Her ay düzenlediğimiz, sivil toplumun farklı alanlarından gelen, farklı eylem yöntemlerini deneyimleyen aktivistler, akademisyenler ve hukukçuların tecrübelerini aktaracağı atölyelerde, hem beraber fikir üretmek, hem de haklarımızı savunma yöntemlerini öğrenmek için bir araya geliyoruz.
Bu ayki atölyemizde Şiddetsizlik Merkezi’nden Birsen Atakan ile yaşa dayalı ayırımcılık ve yaş hiyerarşisi üzerine konuştuk ve şiddetsizliğe giden yoldaki arayışımıza devam ettik.

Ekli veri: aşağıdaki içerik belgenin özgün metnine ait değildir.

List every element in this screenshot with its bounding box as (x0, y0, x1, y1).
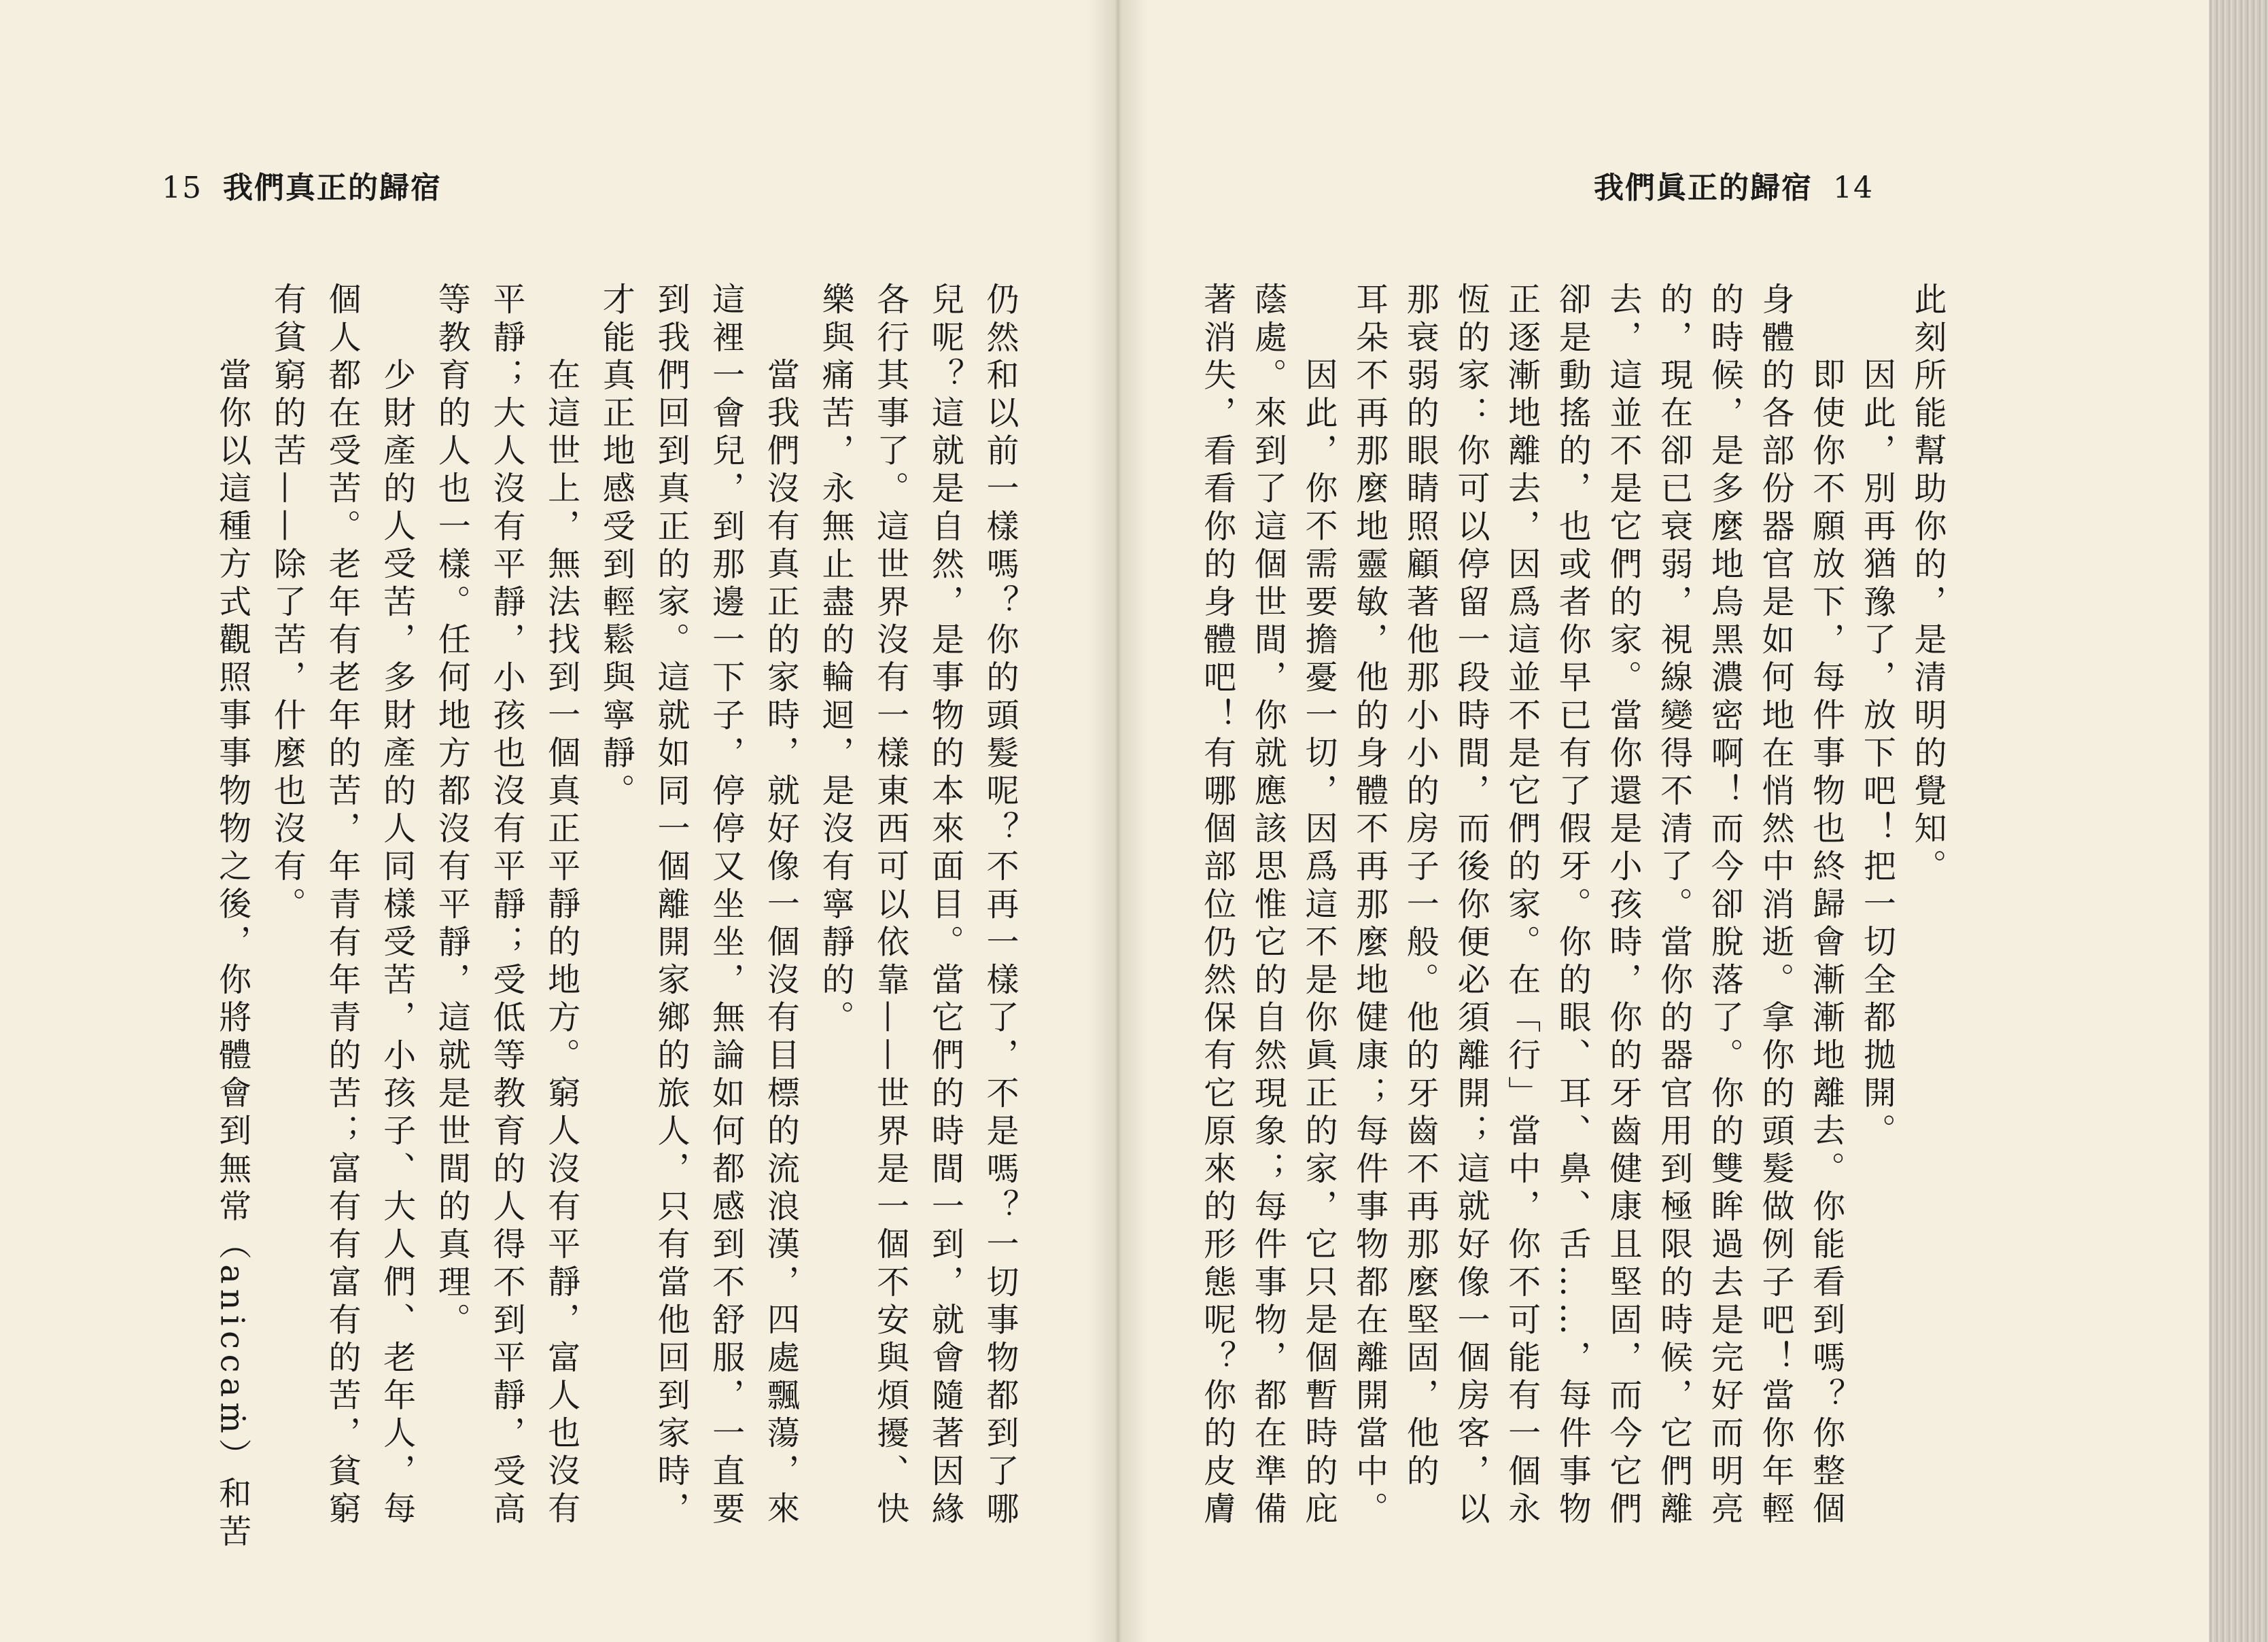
text-column: 到我們回到真正的家。這就如同一個離開家鄉的旅人，只有當他回到家時， (651, 282, 690, 1529)
text-column: 恆的家：你可以停留一段時間，而後你便必須離開；這就好像一個房客，以 (1451, 282, 1490, 1529)
text-column: 的，現在卻已衰弱，視線變得不清了。當你的器官用到極限的時候，它們離 (1654, 282, 1693, 1529)
right-page-number: 14 (1833, 171, 1874, 205)
text-column: 平靜；大人沒有平靜，小孩也沒有平靜；受低等教育的人得不到平靜，受高 (487, 282, 525, 1529)
text-column: 的時候，是多麼地烏黑濃密啊！而今卻脫落了。你的雙眸過去是完好而明亮 (1705, 282, 1744, 1529)
text-column: 因此，你不需要擔憂一切，因爲這不是你眞正的家，它只是個暫時的庇 (1299, 357, 1338, 1529)
text-column: 耳朵不再那麼地靈敏，他的身體不再那麼地健康；每件事物都在離開當中。 (1350, 282, 1389, 1529)
page-edges (2209, 0, 2268, 1642)
text-column: 身體的各部份器官是如何地在悄然中消逝。拿你的頭髮做例子吧！當你年輕 (1756, 282, 1794, 1529)
text-column: 這裡一會兒，到那邊一下子，停停又坐坐，無論如何都感到不舒服，一直要 (706, 282, 745, 1529)
text-column: 才能真正地感受到輕鬆與寧靜。 (597, 282, 635, 811)
text-column: 少財產的人受苦，多財產的人同樣受苦，小孩子、大人們、老年人，每 (377, 357, 416, 1529)
text-column: 各行其事了。這世界沒有一樣東西可以依靠——世界是一個不安與煩擾、快 (871, 282, 909, 1529)
left-running-head (162, 163, 442, 207)
text-column: 仍然和以前一樣嗎？你的頭髮呢？不再一樣了，不是嗎？一切事物都到了哪 (981, 282, 1019, 1529)
text-column: 當我們沒有真正的家時，就好像一個沒有目標的流浪漢，四處飄蕩，來 (761, 357, 800, 1529)
book-gutter (1087, 0, 1149, 1642)
left-text-block (207, 282, 1030, 1573)
text-column: 去，這並不是它們的家。當你還是小孩時，你的牙齒健康且堅固，而今它們 (1603, 282, 1642, 1529)
text-column: 在這世上，無法找到一個真正平靜的地方。窮人沒有平靜，富人也沒有 (542, 357, 580, 1529)
right-text-block (1196, 282, 1957, 1573)
text-column: 等教育的人也一樣。任何地方都沒有平靜，這就是世間的真理。 (432, 282, 471, 1340)
text-column: 樂與痛苦，永無止盡的輪迴，是沒有寧靜的。 (816, 282, 854, 1038)
text-column: 此刻所能幫助你的，是清明的覺知。 (1908, 282, 1947, 887)
text-column: 個人都在受苦。老年有老年的苦，年青有年青的苦；富有有富有的苦，貧窮 (322, 282, 361, 1529)
text-column: 正逐漸地離去，因爲這並不是它們的家。在「行」當中，你不可能有一個永 (1502, 282, 1541, 1529)
text-column: 蔭處。來到了這個世間，你就應該思惟它的自然現象；每件事物，都在準備 (1249, 282, 1287, 1529)
text-column: 當你以這種方式觀照事事物物之後，你將體會到無常（aniccaṁ）和苦 (213, 357, 251, 1552)
text-column: 那衰弱的眼睛照顧著他那小小的房子一般。他的牙齒不再那麼堅固，他的 (1401, 282, 1440, 1492)
text-column: 即使你不願放下，每件事物也終歸會漸漸地離去。你能看到嗎？你整個 (1807, 357, 1845, 1529)
left-page (0, 0, 1115, 1642)
left-chapter-title: 我們真正的歸宿 (223, 171, 442, 205)
text-column: 因此，別再猶豫了，放下吧！把一切全都拋開。 (1857, 357, 1896, 1151)
right-chapter-title: 我們眞正的歸宿 (1594, 171, 1813, 205)
left-page-number: 15 (162, 171, 203, 205)
right-running-head (1594, 163, 1874, 207)
text-column: 著消失，看看你的身體吧！有哪個部位仍然保有它原來的形態呢？你的皮膚 (1198, 282, 1236, 1529)
text-column: 兒呢？這就是自然，是事物的本來面目。當它們的時間一到，就會隨著因緣 (926, 282, 964, 1529)
text-column: 卻是動搖的，也或者你早已有了假牙。你的眼、耳、鼻、舌……，每件事物 (1553, 282, 1592, 1529)
text-column: 有貧窮的苦——除了苦，什麼也沒有。 (268, 282, 307, 925)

Genç, yaşlı, orta yaşlı… x, y, z kuşakları… kimleri tarifler? Bu kavramların nesnel tanımları var mı, yoksa bunlar toplumsal bir kurgudan mı ibaret?
Günlük hayatımızda çokça kullandığımız “o giderken ben dönüyordum; yaş yetmiş iş bitmiş; aklı bir karış havada; bir ayağı çukurda…” ve buna benzer söylemler zihnimizde bir resim oluşturur. Bu resimde yaşlara dair önyargılar ve inançlar, tıpkı ırkçılık ve cinsiyetçilikte olduğu gibi ayrımcılığı destekler ve yeniden üretir. Önyargılara dayalı beklentiler, kuşaklar arası ilişkinin ve iletişimin de önünde bir engele dönüşür. Yaş ayrımcılığı, bazen yaşlı erkeler iktidarı olarak hayat bulurken bazen yaşlıların toplumda bir yük olarak görülmesi ve dışlanması zulmüne bürünür. Şirketlerde, sivil toplum kuruluşlarında, hastanelerde, metroda, sokakta, iş ararken, evlenirken, hukuki işlemler yaparken ve daha pek çok yerde karşılaşırız “genç-yaşlı” ayrımı ile. Tüm bu ayrımcılık pratikleri ve bu pratiklerle şiddetsiz mücadelenin yöntemleri üzerine konuştuk, tartıştık.